Do stand-up ao experimentalismo, passando pelas comédias de costumes e pelo drama, além de espetáculos infantis, a programação inclui quatro montagens convidadas: duas peças de Belo Horizonte, ambas dirigidas por Pádua Teixeira, assistente de produção da Campanha em todo o estado – “Frau Amália Freud”, sobre a mãe do pai da psicanálise e o drama “Arco-íris de plástico”, com texto do juiz-forano Tarcísio Dalpra Jr. -, além do carioca “Cores da margem”, de Leonardo Dias, e do infantil “Pam pam tchan!”, de Barbacena, com texto de Toninho Dutra, ex-superintendente da Funalfa. O orçamento do evento, segundo o presidente da Apac, reúne a verba da aprovação no edital da Funalfa para eventos, de R$ 25 mil, acrescidos de R$ 40 mil aprovados pelo Fundo Estadual de Cultura, o que contribuiu para ampliar a divulgação e a estrutura da Campanha que, nesta edição, inaugura estande de vendas de ingressos no Independência Shopping, fora o já tradicional trailer instalado no Parque Halfeld.
Para acordar o potencial
Dentre os dez espaços onde acontece a 17ª Campanha de Popularização do Teatro e da Dança, um é inédito: o Teatro Paschoal Carlos Magno, inaugurado em março deste ano. Para que os grupos que se apresentarão na nova casa utilizem todos os recursos de que o teatro dispõe, a Apac contratou um técnico de luz para uma oficina. O profissional, vindo de Barbacena, elaborou novos e mais complexos mapas de luz para algumas das peças. A premissa, de acordo com Cristiano Fernandes, é despertar o pertencimento do tão desejado espaço. “Temos lugares alternativos, e eles estão presentes na Campanha, mas o palco tradicional também é interessante e faz muita diferença em termos de números. Esses espaços surgiram não só pelo gosto por uma linguagem mais intimista, mas também porque os convencionais não ofereciam condições técnicas e eram muito caros. Fomos ocupando locais menores, então. Agora, pensamos em trilhar o caminho contrário e ocupar o Paschoal Carlos Magno”, comenta Fernandes.

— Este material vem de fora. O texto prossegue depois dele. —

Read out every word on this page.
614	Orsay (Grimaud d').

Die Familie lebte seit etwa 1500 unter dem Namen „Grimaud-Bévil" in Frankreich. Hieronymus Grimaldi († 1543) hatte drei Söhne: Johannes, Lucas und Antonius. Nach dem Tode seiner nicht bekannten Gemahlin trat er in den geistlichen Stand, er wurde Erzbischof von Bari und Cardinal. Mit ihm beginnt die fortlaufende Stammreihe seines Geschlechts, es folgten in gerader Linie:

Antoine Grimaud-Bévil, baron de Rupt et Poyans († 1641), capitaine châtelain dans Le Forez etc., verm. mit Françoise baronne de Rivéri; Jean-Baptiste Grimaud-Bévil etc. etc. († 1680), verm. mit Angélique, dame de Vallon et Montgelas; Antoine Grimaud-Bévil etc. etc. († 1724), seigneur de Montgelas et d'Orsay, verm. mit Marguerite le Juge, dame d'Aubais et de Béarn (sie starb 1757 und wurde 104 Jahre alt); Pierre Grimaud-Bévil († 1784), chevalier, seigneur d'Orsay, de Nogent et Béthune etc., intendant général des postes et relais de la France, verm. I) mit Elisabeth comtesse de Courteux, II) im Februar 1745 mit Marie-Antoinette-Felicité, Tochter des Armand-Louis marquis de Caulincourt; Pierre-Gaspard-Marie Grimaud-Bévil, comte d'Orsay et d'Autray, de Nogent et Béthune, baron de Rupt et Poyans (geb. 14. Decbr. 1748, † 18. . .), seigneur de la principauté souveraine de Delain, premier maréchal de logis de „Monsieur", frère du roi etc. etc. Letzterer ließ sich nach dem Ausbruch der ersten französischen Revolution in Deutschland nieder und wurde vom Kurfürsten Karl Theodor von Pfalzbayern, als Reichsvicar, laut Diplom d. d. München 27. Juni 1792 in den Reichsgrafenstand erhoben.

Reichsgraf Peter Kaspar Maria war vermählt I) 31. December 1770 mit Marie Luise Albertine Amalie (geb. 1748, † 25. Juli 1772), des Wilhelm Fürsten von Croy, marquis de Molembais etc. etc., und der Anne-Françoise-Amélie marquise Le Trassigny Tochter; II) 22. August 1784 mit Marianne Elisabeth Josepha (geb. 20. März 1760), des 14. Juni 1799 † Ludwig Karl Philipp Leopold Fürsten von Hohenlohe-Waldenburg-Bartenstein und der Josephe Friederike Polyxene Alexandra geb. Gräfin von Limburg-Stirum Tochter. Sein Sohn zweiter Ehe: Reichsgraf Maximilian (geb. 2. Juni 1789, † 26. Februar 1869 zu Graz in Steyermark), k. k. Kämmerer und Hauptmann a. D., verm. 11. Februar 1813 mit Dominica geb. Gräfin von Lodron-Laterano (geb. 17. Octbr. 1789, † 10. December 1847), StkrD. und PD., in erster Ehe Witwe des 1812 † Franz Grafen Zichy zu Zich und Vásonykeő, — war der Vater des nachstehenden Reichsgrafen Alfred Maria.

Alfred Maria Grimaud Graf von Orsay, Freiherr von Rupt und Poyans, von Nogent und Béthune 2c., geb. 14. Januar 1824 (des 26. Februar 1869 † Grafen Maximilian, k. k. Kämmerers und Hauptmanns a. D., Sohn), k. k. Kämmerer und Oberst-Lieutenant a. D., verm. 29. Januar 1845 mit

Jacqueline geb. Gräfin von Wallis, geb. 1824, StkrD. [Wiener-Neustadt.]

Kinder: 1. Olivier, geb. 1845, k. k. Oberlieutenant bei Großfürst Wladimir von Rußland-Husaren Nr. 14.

Numa cidade que há décadas aguarda um curso superior de artes cênicas (uma instituição particular oferece curso de tecnologia em produção cênica, apenas), a formação dos agentes e sujeitos da cena é prioridade, segundo Fernandes. “A Campanha é legal, mas não basta. É preciso discutir o fazer, seja em oficinas, bate-papos ou comunicação. Este ano decidimos, então, abrir um espaço ainda maior”, reconhece o presidente da Apac, pontuando a presença, na programação, de um seminário de dramaturgias, circuitos de leituras em escolas públicas municipais e comunicação dos grupos, além do Fórum de Artes Cênicas, que acontece no dia 21, às 19h, em OAndarDeBaixo.
Em constante consonância com o presente, o teatro e a dança produzido por aqui merecem fazer parte da cidade, defende Cristiano Fernandes. “Quando me propus assumir a gestão da Apac é porque acredito na força que uma associação tem e pode ter. Muito mais que produzir um evento, ela pode fazer mais, inclusive politicamente. Hoje temos uma cadeira no Concult e atuamos em bancas de festivais. Sempre que surge uma oportunidade, nos fazemos presentes”, diz. “A cidade sempre produziu muito, sempre teve grandes expoentes, grandes ideias e muitas possibilidade. Isso sofreu certo declínio ou estacionamento, mas entrou em ebulição de novo de três anos para cá. As pessoas começaram a rever seus processos e a pensar no fazer artístico não só nos grupos, mas também em diálogo com o Conselho Municipal de Cultura, com os fóruns e com os espaços alternativos que foram se emancipando e conquistando o público. O potencial de Juiz de Fora estava adormecido. Agora não está mais.”